滝田洋二郎監督の「おくりびと」が第81回米アカデミー賞の外国語映画賞を受賞した。
同作品を配給する松竹の株価は23日、市場全体が軟調な中、受賞発表後に急騰。前週末終値より98円高い744円で引けた。終値ベースで700円台を付けたのは、ほぼ1年ぶりとなる。
しかし、この株価も市場の「ご祝儀」買い的な意味合いが濃厚なようだ。
受賞した滝田洋二郎監督は「松竹は伝統的に明るく人間味のあふれる作品を作ろうとする傾向が強い」と話す。「おくりびと」は松竹にとって久しぶりの本領発揮となったと同時に課題をも露呈させた。
「うちは心に訴える作品は得意だが、懐に訴える作品は苦手」(油谷昇取締役)松竹の2008年8月中間期の連結決算の映画事業は営業赤字。「おくりびと」の大ヒットだけでは一発逆転とならない。
それも同作品はTBSを幹事社とする製作者委員会方式で作られているため、配給と一部出資にとどまる松竹にとって収益拡大への貢献率は低い。

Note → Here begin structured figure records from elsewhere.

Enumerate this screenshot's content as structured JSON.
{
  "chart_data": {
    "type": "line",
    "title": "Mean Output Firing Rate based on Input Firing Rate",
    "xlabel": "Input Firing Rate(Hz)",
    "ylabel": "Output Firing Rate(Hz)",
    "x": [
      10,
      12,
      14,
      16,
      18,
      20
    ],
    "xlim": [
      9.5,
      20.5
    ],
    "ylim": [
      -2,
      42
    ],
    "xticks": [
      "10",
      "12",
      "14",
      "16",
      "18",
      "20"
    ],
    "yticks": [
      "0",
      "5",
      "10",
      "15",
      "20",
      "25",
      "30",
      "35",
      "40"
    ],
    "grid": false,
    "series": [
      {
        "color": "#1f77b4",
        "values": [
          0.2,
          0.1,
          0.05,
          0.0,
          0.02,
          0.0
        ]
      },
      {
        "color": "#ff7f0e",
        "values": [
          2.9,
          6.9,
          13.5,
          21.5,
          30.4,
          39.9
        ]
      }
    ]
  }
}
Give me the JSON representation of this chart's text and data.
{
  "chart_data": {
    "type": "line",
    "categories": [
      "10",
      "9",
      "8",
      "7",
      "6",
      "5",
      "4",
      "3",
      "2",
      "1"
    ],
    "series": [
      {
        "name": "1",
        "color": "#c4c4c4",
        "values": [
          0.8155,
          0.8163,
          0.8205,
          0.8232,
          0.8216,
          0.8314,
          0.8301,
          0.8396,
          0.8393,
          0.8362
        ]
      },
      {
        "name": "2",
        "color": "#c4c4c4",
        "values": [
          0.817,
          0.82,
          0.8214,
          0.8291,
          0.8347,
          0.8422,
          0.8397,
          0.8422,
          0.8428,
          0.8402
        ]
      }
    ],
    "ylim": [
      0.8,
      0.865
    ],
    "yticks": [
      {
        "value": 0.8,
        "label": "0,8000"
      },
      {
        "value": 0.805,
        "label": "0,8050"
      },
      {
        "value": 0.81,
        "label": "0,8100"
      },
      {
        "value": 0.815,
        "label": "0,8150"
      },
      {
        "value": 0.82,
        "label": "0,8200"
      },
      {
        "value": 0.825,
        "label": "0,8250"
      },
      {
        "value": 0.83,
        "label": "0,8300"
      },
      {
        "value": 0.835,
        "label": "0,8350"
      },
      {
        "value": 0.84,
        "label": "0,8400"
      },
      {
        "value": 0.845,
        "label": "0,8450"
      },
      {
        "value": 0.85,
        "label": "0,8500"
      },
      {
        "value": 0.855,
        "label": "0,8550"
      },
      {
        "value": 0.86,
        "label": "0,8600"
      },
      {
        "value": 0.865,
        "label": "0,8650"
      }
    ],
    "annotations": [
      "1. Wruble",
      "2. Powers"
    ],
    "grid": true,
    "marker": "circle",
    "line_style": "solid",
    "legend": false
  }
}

製作者委員会方式の作品が多くなり「テレビ局や制作会社からの持ち込み作品が増えた。社員の企画経験や自信が減ってしまった」と、制作能力の低下を危惧する声がある。
こうした映画事業の収益立て直しに、松竹は2009年は本気で取り組む姿勢。
映画配給事業では年間本数を前年比約3本少ない15本に絞り「一本一本きちんと売っていく」(野田助嗣専務)
3月には京都撮影所をリニューアルオープンし、将来のデジタル化にフル対応した撮影所で、京都市や立命館大学の学生と産学連携で次世代の撮影技術の研究も始める。
松竹にとっては今後公開予定の「鴨川ホルモー」「カムイ外伝」など自社幹事作品のヒットこそが映画事業の王道であり、悲願であることは変わらない。